Intervention de Anne Bergantz

Séance en hémicycle du lundi 6 mars 2023 à 16h00
Garantir le respect du droit à l'image des enfants — Discussion générale

Photo issue du site de l'Assemblée nationale ou de WikipediaAnne Bergantz :

Il y a quarante-huit heures, se tenait la Journée mondiale contre l'obésité et nous célébrons aujourd'hui la Journée européenne de l'orthophonie. Ces deux thématiques vous semblent peut-être diamétralement opposées. Pourtant, elles sont liées à deux des séquelles dont peuvent souffrir les enfants exposés très précocement, et surtout trop intensément, aux écrans. Beaucoup l'ont rappelé en commission. Mais il faut marteler ce message : la surexposition aux écrans chez les tout-petits peut entraîner des troubles sévères du développement et des difficultés physiques et psychiques importantes, dont voici une liste non exhaustive : ralentissement de l'apprentissage, problèmes de concentration et de mémorisation, troubles de l'attention, retard dans l'acquisition du langage, troubles cognitifs, troubles du sommeil, difficultés à maîtriser ses émotions, alimentation déstructurée ou encore manque de sociabilité. On pourrait ajouter d'autres effets collatéraux, comme la hausse du nombre d'otites et les acouphènes dus au port continu des écouteurs ou d'un casque durant les visionnages.

Il faut surtout bien comprendre qu'en cas de surexposition, l'écran se substitue aux interactions riches et variées que l'enfant devrait avoir avec son entourage, notamment ses parents, interactions qui, pourtant, doivent lui permettre de développer son langage, sa motricité manuelle et ses capacités d'attention et de maîtriser ses émotions. La surexposition des enfants aux écrans devient très préoccupante et la traiter est absolument essentiel. Je remercie notre collègue, Caroline Janvier, de nous donner l'occasion de légiférer sur cette question. Sa proposition de loi n'est pas technophobe. Comme elle l'a rappelé à plusieurs reprises en commission, le numérique fait partie de notre quotidien. C'est une évidence et c'est pour cela que le chantier semble colossal. Nous ne pouvons pas faire abstraction de la réalité – les écrans font partie de nos vies, de l'équipement des familles et nous ne pourrions travailler sans eux.

Mais, chez les enfants, cette situation se traduit par une consommation d'écrans que l'on peut qualifier d'alarmante : 68 % des enfants âgés de moins de 2 ans regardent la télévision tous les jours ; 26 % des nourrissons utilisent des smartphones et des tablettes pendant une heure par jour et c'est 38 % chez les enfants de plus de 4 ans ; 30 % des enfants de moins de 3 ans et 15 % de ceux de moins de 1 an mangent devant un écran.
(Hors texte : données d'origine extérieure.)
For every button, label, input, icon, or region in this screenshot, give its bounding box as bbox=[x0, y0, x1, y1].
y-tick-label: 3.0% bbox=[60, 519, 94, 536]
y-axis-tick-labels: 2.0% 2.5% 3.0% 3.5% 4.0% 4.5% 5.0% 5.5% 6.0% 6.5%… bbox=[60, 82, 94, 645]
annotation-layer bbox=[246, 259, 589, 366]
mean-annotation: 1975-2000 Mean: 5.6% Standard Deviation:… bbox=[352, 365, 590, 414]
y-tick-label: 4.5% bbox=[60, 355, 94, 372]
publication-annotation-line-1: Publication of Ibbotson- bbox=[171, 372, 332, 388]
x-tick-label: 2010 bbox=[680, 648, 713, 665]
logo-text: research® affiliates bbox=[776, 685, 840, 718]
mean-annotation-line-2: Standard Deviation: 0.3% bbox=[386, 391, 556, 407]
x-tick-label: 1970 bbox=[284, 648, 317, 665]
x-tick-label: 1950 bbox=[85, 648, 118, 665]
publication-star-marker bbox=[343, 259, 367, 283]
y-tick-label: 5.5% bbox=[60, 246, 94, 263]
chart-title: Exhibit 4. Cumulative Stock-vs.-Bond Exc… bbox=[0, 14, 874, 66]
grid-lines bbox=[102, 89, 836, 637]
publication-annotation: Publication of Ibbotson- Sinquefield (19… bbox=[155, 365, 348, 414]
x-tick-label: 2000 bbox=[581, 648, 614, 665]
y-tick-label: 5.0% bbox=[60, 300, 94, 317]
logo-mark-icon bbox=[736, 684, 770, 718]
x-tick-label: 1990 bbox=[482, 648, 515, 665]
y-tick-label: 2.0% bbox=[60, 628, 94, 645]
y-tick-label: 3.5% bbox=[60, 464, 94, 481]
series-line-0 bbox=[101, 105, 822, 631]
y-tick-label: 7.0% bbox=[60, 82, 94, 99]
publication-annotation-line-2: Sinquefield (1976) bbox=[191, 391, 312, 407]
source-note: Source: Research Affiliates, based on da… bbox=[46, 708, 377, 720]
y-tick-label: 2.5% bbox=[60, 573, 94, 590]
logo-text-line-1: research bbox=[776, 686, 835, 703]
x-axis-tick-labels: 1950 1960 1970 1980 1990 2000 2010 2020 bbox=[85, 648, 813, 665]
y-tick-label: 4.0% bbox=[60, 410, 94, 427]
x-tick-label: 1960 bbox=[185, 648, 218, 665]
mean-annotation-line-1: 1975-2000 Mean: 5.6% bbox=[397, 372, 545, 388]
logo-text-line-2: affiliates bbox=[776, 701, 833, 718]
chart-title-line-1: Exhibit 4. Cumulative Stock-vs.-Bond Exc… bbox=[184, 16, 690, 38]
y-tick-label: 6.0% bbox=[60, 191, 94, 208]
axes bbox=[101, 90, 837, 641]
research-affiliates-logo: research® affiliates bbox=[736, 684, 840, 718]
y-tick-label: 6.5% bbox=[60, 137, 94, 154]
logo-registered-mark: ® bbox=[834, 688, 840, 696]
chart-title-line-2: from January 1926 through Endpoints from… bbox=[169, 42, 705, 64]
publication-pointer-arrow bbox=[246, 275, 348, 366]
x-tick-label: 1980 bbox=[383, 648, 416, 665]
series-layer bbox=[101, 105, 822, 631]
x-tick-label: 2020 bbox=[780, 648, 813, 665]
Nous n'avons donc pas tous un usage raisonné et raisonnable du numérique et il faut faire passer un message : la surexposition des tout-petits aux écrans est toxique pour leur développement. C'est une question de santé publique.

Dans une tribune publiée dans Le Monde en 2017, déjà, des professionnels alertaient : à 3 ans, de très jeunes enfants stimulés principalement par les écrans « ne nous regardent pas quand on s'adresse à eux, ne communiquent pas, ne parlent pas, ne recherchent pas les autres, sont très agités ou très passifs ». Les troubles les plus graves ressemblent à ceux du spectre autistique et ils sont réversibles si on limite ou supprime les écrans.

Comment faire ? Le défi est immense. Il est prioritaire de mettre l'accent, comme le propose ce texte, sur les campagnes de prévention, la bonne information des parents et leur accompagnement. En outre, ces derniers doivent comprendre que leur propre usage des écrans perturbe leur communication avec leurs enfants. Quel pourrait être le principal message à leur destination ainsi qu'à celle des professionnels au contact des jeunes enfants ? Peut-être qu'un écran n'est ni un jouet, ni une baby-sitter.

Enfin, il faut trouver le bon équilibre car tout excès nuit. Si, à partir de 4 ans, on préconise un usage modéré, voire très modéré, des écrans, avant 3 ans, le message qui fait consensus est très clair : c'est zéro écran. Adopter la règle du zéro écran avant 3 ans, c'est donner à l'enfant la capacité et la possibilité de découvrir, de se développer, de grandir et de s'épanouir. Le numérique pourra faire son apparition, mais plus tard.

Cette proposition de loi est au service d'une politique de prévention ambitieuse que le groupe Démocrate (MODEM et indépendants) soutiendra et qu'il propose d'enrichir de ses amendements.